Censys was developed by the same security researchers that developed ZMap in 2015 at the University of Michigan. The ZMap Project (https://zmap.io) offers essential data and tools for large-scale, Internet-wide scanning and measuring.
Censys (https://censys.io), like Shodan, is a specialised search engine that keeps track of public Internet research data and provides a web-based user interface for searching data sets including IPv4 addresses, websites, and web certificates.
The following links will take you straight to the search interface for each of these data sets on the Censys website:
- IPv4 hosts https://censys.io/ipv4
- Websites https://censys.io/domain
- Certificates https://censys.io/certificates
The data in Censys is organised into fields. These parameters may be used as filters to narrow down certain areas of interest. When utilising the IPv4 data set, for example, you may search for ftp and then click the 21/ftp link to apply the particular protocol filter, which would only reveal ports that match 21 and FTP detected in the data set.
You may use the optional Boolean logic operators AND, OR, and NOT to combine numerous statements inside your query to narrow down your search parameters.
If you know the IP address of the target you’re looking for, you may run a query against the IPv4 data set using the IP address. a query against the IP address example.com It’s possible to get the same fundamental information that Shodan did. When you click the Details button, you’ll get more information about the port that was returned in the result.
Although Censys and Shodan have similar capabilities and features, it’s a good idea to utilise both to ensure the integrity of the data returned by your queries.
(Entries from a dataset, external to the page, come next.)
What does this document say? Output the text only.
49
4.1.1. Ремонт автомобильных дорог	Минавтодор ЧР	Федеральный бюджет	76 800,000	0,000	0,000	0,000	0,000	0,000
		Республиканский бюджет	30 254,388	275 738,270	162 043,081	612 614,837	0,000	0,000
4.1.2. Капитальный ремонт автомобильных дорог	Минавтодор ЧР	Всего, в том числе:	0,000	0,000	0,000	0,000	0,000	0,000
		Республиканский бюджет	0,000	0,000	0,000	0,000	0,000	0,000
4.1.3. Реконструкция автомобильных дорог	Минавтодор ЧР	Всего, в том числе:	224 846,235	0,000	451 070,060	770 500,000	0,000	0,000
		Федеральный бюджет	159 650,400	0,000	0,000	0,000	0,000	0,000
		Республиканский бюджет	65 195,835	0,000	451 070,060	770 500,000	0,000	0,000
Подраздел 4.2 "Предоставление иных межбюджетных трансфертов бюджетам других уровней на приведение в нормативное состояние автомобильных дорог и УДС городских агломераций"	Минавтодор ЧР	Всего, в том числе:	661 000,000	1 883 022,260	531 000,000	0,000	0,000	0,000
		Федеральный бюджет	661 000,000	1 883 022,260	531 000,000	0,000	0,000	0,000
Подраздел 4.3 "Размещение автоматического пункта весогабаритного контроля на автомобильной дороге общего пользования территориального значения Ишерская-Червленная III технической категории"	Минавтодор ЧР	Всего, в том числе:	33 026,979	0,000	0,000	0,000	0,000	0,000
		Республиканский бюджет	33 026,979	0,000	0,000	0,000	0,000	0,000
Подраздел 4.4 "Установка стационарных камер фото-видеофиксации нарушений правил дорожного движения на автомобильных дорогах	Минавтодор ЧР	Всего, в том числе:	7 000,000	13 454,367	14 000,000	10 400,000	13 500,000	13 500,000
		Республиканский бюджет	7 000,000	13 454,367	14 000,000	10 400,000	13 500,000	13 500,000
DNS records may include information about individual domain assets such as the fully qualified domain name (FQDN) and IP address. A DNS resolver, a DNS root server, and an authoritative DNS server are the three kinds of DNS servers.
DNS speeds up domain name resolution by removing the requirement for an organization’s DNS server to contact the target domain’s authoritative server to resolve the IP address for the hostname.
Knowing which external websites, apps, and/or resources a business allows its users access to might help you increase your chances of success. You may perform further DNS research and exploit DNS zone transfer vulnerabilities using commands like dig. Dig is a versatile tool for querying DNS name servers.
Using Google search operators can help you narrow the search criteria for your target. For example, you might use the following syntax to run a Google search for.edu (educational) websites that have a PowerPoint file:. \r\rsite:.edu filetype:ppt.
The robots.txt file gives crawlers specific “Disallow” instructions to restrict them from crawling the website. This information might aid in narrowing the attack surface against a target web server.
Specialised search engines provide a way to gather potentially sensitive information and weaknesses about a target business. You may query and search the Internet of Things using the Shodan web interface or the application programming interface (API) inside other tools after you’ve created an account.